И, Ивнат думал, как этот их же круглый как шар живот им не мешает с их женами и с нашими ачайваямскими чукчанками-то и спать-то по ночам, наверное, как рыбы, только бочком, если еще, что и могут по их особой мужской-то части они…
Да, и чукчанки нынешние ачайваямские были ведь не промах. Покуда муж на тракторе в Усть Пахачи ездит, они такие падкие до водочки, приглашали, а то и сами, как и сама красная рыба в их реку шли на её запах, а затем… так вот Ивнат, будучи молодым, не у одной из них и ночевал-то, но стеснялся спросить и, почему же они предпочитают их пришлым и еще славянам. Может это даже впитано их кровью и повелось с тех далеких времен, когда хозяин оленеводческого звена, искал способ обновить кровь не только многочисленного своего оленьего стада, но и обновить кровь рода своих пастухов, чтобы было побольше здоровых наследников и поэтому, любому гостю на ночь в полог подкладывал или свою юную неискушенную жизнью дочь, или своих многочисленных на выбор юных племянниц, а то даже и жену свою, если та могла еще у него рожать, а сам хозяин был стар или немощный из-за этих северных здешних реалий и от самого камчатского времени, которое было неумолимо ко всем к ним. Но умудренный опытом, он понимал, что только сыновья и только его дочери способны держать и содержать весь этот трех или пятитысячный табун оленей и сегодня, и завтра, и больше думая об их завтра он так мудро поступал, не позволяя своей красной крови вырождаться в его малом коллективе. И, всё это для того, чтобы то новое поколение оленеводов было максимально здоровым, было бы именно здесь в далеком Ачайваяме и еще где-то. Это для того, лишь бы род их оленный каждодневно процветал и далеко отсюда на всю Камчатку, а может и до самого Анадыря и даже далее чтобы он ширился.

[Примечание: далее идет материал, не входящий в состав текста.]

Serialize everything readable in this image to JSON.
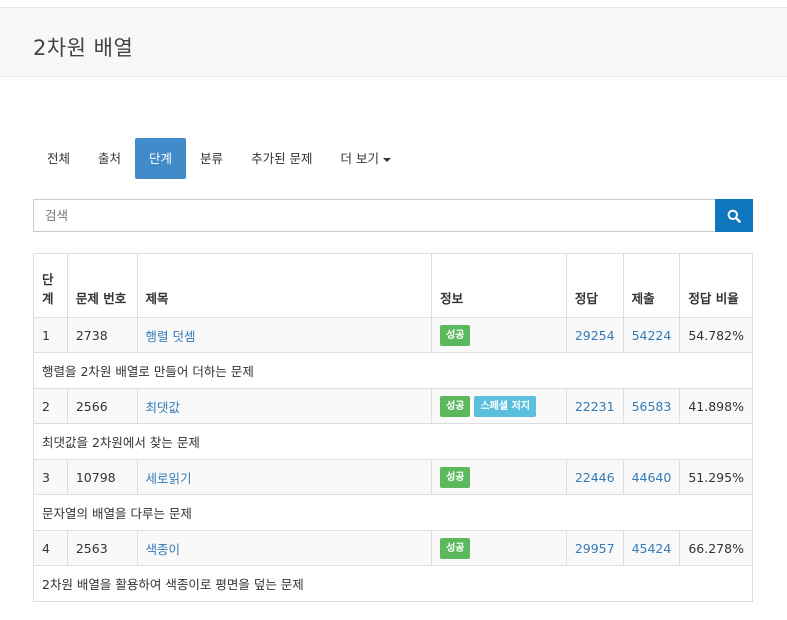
{
  "page": {
    "title": "2차원 배열"
  },
  "tabs": [
    {
      "label": "전체",
      "active": false
    },
    {
      "label": "출처",
      "active": false
    },
    {
      "label": "단계",
      "active": true
    },
    {
      "label": "분류",
      "active": false
    },
    {
      "label": "추가된 문제",
      "active": false
    },
    {
      "label": "더 보기",
      "active": false
    }
  ],
  "search": {
    "placeholder": "검색",
    "value": ""
  },
  "table": {
    "headers": {
      "level": "단계",
      "number": "문제 번호",
      "title": "제목",
      "info": "정보",
      "accepted": "정답",
      "submissions": "제출",
      "ratio": "정답 비율"
    },
    "rows": [
      {
        "level": "1",
        "number": "2738",
        "title": "행렬 덧셈",
        "badges": [
          "성공"
        ],
        "special": "",
        "accepted": "29254",
        "submissions": "54224",
        "ratio": "54.782%",
        "description": "행렬을 2차원 배열로 만들어 더하는 문제"
      },
      {
        "level": "2",
        "number": "2566",
        "title": "최댓값",
        "badges": [
          "성공"
        ],
        "special": "스페셜 저지",
        "accepted": "22231",
        "submissions": "56583",
        "ratio": "41.898%",
        "description": "최댓값을 2차원에서 찾는 문제"
      },
      {
        "level": "3",
        "number": "10798",
        "title": "세로읽기",
        "badges": [
          "성공"
        ],
        "special": "",
        "accepted": "22446",
        "submissions": "44640",
        "ratio": "51.295%",
        "description": "문자열의 배열을 다루는 문제"
      },
      {
        "level": "4",
        "number": "2563",
        "title": "색종이",
        "badges": [
          "성공"
        ],
        "special": "",
        "accepted": "29957",
        "submissions": "45424",
        "ratio": "66.278%",
        "description": "2차원 배열을 활용하여 색종이로 평면을 덮는 문제"
      }
    ]
  },
  "colors": {
    "accent": "#428bca",
    "search_button": "#0e76bc",
    "success": "#5cb85c",
    "info": "#5bc0de",
    "link": "#337ab7"
  },
  "icons": {
    "search": "search-icon",
    "dropdown": "caret-down-icon"
  }
}
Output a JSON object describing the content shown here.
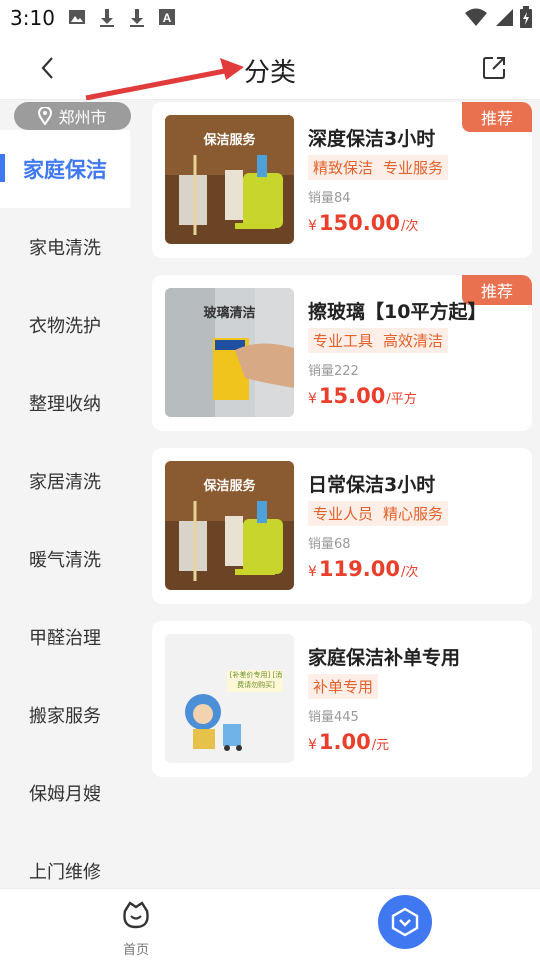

И поэтому, впитав буквально с молоком своей матери своей и той особой, и древней генетической памятью эти древние их ачайваямские нравы и обычаи Ивнат естественно не считал свои первые опыты с женщинами здесь в родном ему Ачайваяме изменой ей, его любимой, его прекрасной и его такой трепетной. Он, как и все его ровесники это воспринимал как ту первую пробу и как ту его тренировку перед его длинным жизненным забегом и, как учебу перед настоящим на долгие годы его счастливым браком.